Many applications use collective I/O operations to read/write data from/to disk. One of the most used is the Two-Phase I/O technique extended by Thakur and Choudhary in ROMIO. Two-Phase I/O takes place in two phases: redistributed data exchange and an I/O phase. In the first phase, by means of communication, small file requests are grouped into larger ones. In the second phase, contiguous transfers are performed to or from the file system. Before that, Two-Phase I/O divides the file into equal contiguous parts (called File Domains (FD)), and assigns each FD to a configurable number of compute nodes, called aggregators. Each aggregator is responsible for aggregating all the data, which it maps inside its assigned FD, and for transferring the FD to or from the file system. In the default implementation of Two-Phase I/O the assignment of each aggregator (aggregator pattern) is fixed, independent of distribution of data over the processes. This fixed aggregator pattern might create a I/O bottleneck , as a consequence of the multiple requests performed to collect all data assigned to their FD.
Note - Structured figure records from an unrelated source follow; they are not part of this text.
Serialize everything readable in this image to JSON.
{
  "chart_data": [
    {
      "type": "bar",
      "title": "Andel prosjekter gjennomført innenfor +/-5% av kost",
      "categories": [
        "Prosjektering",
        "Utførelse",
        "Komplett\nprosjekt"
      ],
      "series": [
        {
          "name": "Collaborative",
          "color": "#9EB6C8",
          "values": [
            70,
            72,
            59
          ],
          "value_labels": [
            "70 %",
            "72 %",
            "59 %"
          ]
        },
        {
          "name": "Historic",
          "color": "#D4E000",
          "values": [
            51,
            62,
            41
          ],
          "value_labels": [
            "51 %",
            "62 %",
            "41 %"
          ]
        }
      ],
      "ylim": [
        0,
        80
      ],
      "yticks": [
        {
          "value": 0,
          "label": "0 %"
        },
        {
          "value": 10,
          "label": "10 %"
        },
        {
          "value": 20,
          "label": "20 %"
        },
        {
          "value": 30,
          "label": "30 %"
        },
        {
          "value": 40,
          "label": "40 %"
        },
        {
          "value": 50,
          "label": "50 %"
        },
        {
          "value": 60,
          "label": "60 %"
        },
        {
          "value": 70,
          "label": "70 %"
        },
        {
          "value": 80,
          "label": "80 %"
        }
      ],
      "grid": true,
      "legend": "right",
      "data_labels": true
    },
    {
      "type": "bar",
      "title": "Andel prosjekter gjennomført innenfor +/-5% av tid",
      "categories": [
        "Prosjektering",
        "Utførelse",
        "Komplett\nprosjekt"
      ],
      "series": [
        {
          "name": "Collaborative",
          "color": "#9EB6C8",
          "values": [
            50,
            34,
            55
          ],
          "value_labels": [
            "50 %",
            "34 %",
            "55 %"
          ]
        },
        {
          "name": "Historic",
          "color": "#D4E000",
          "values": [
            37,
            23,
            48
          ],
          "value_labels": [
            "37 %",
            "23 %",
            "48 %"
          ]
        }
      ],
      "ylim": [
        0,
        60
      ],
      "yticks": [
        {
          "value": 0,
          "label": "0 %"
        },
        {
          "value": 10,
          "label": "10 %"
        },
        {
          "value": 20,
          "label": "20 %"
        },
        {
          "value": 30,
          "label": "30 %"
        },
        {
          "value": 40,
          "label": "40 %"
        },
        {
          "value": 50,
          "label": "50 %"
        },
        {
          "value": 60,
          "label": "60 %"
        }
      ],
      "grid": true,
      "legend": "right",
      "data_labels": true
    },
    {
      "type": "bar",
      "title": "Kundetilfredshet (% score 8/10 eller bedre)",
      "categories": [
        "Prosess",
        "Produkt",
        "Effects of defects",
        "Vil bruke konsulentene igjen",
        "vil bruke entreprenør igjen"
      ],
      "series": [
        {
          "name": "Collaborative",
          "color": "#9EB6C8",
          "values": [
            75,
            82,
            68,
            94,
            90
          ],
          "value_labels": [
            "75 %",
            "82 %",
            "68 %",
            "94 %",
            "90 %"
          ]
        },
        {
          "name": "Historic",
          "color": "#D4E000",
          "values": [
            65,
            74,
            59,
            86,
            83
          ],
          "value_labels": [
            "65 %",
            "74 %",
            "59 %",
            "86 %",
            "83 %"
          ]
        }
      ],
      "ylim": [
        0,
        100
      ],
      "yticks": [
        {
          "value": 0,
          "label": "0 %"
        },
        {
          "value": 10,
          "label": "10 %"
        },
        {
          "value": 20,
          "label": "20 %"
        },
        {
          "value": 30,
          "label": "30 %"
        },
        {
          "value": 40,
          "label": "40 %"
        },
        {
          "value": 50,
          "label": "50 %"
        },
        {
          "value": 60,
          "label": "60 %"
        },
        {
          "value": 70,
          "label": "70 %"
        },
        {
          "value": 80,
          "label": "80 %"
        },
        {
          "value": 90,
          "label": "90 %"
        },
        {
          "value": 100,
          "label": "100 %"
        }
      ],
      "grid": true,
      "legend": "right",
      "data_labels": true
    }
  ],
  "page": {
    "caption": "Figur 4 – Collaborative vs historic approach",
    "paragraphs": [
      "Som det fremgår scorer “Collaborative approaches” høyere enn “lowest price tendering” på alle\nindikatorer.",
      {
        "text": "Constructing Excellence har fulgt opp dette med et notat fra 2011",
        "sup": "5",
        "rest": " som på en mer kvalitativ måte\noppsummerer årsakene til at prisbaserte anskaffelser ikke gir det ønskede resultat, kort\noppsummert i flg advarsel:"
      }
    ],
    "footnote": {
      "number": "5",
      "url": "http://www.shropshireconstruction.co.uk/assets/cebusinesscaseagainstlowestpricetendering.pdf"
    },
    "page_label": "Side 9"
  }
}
Therefore we proposed replacing the rigid assignment of aggregators over the processes by new two different aggregation criteria:
•Aggregation-by-communication-number (ACN): This criteria assigns each aggregator to the node who has more highest number of contiguous data blocks of the file domain associated with the aggregator.
•Aggregation-by-volume-number (AVN): This criteria assigns each aggregator to the node who has more data of the file domain associated with the aggregator.
We have implemented both aggregator pattern modifying the Two_Phase I/O of MPICH2. In most of cases the modified Two-Phase I/O get a speedup between 1.2 and 1.3 with one of the aggregator pattern that we have proposed. This means, that with the appropriate aggregator pattern (ACN or AVN) the number or volume of communications is reduced. Therefore, the overall execution time is also reduced.
Now, we want to we want to develop a new intelligent I/O technique data select in run time the best aggregator pattern between ACN or AVN, depending of the characteristic of the applications.